Atrás de suas portas encontra-se um templo consagrado ao Todo–Poderoso… Eles adentram, nós os seguimos. Rapidamente o espaço se enche de homens e mulheres misturados, todos pacíficos e amáveis. O grande espaço claro é cercado por paredes brancas de cal e os bancos são feitos de madeira bruta.
Não há colunas ou pilares, nem decorações, fotos ou estátuas de santos. Também não há um altar ricamente decorado com candelabros e cálices de ouro, e no fundo está instalada uma grande mesa coberta por uma toalha de linho branco. As únicas coisas que se encontram sobre ela são um manuscrito do Novo Testamento e um rolo de pergaminho com alguns hinos inspirados na antiga Igreja Apostólica.
Desses indícios pode-se deduzir onde é o lugar do dirigente da comunidade. Ao lado da mesa está sentado um velho homem, cujos cachos brancos caem sobre os ombros.
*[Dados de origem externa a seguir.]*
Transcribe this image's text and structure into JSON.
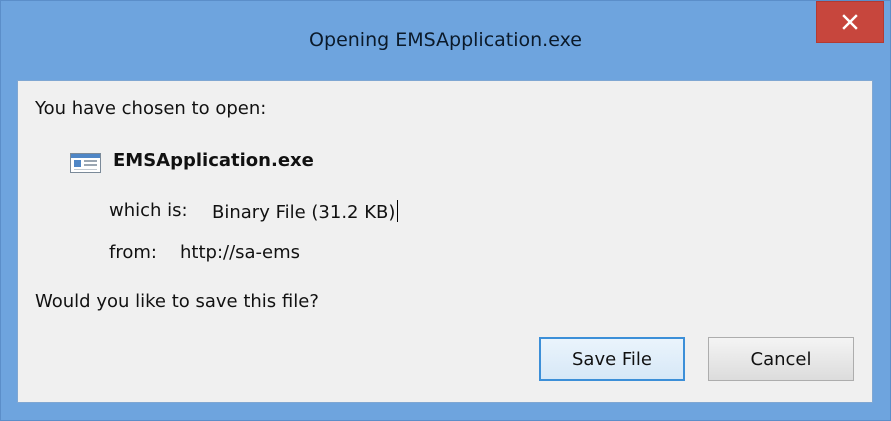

Ele também está vestido com o sóbrio traje camponês bósnio da época e não é nada diferente dos outros homens da mesma idade. Os traços de seu rosto, que expressam sabedoria, estão parcialmente escondidos por suas mãos; seu comportamento e gestos sugerem que ele está orando.
Em dado momento, ele se levanta e se ajoelha – a assistência faz o mesmo – e saúda a assembleia com sinceridade mediante fervorosa oração, cheia de força e devoção, com a qual deixa claro que seu nome Bogomil – “o homem que reza” – atesta seu real valor. É um nome que também se traduz como “Amigo de Deus“.
Ao final de sua oração, a assembleia junta-se a ele para recitar o Pai Nosso, concluído com um “amém” claramente audível. Em seguida, eles entoam um cântico de ritmo e tons magníficos. Esse canto remonta às melodias cantadas pelos apóstolos de Jesus e também por Mani. Continuam com a leitura de uma passagem do Novo Testamento.
Depois de ter depositado o manuscrito – inestimável tesouro –, ele explica e esclarece para seu público, particularmente atento, a peculiaridade e o simbolismo do grande exemplo que é Jesus, o Senhor. Ele fala do mestre que nada possuía pessoalmente, da rejeição por ele sofrida pelos seus, de sua incessante mensagem do advento do reino-no-homem.
Explica o significado interno de carregar a cruz, de morrer na cruz e do seu retorno às nuvens do céu, tudo o que todos devem representar em sua própria essência espiritual. Relata, então, das seis semanas terrenas de peregrinações desse homem-espírito em seu estado corporal quase glorificado, aprendendo, ensinando e demonstrando sua força poderosa.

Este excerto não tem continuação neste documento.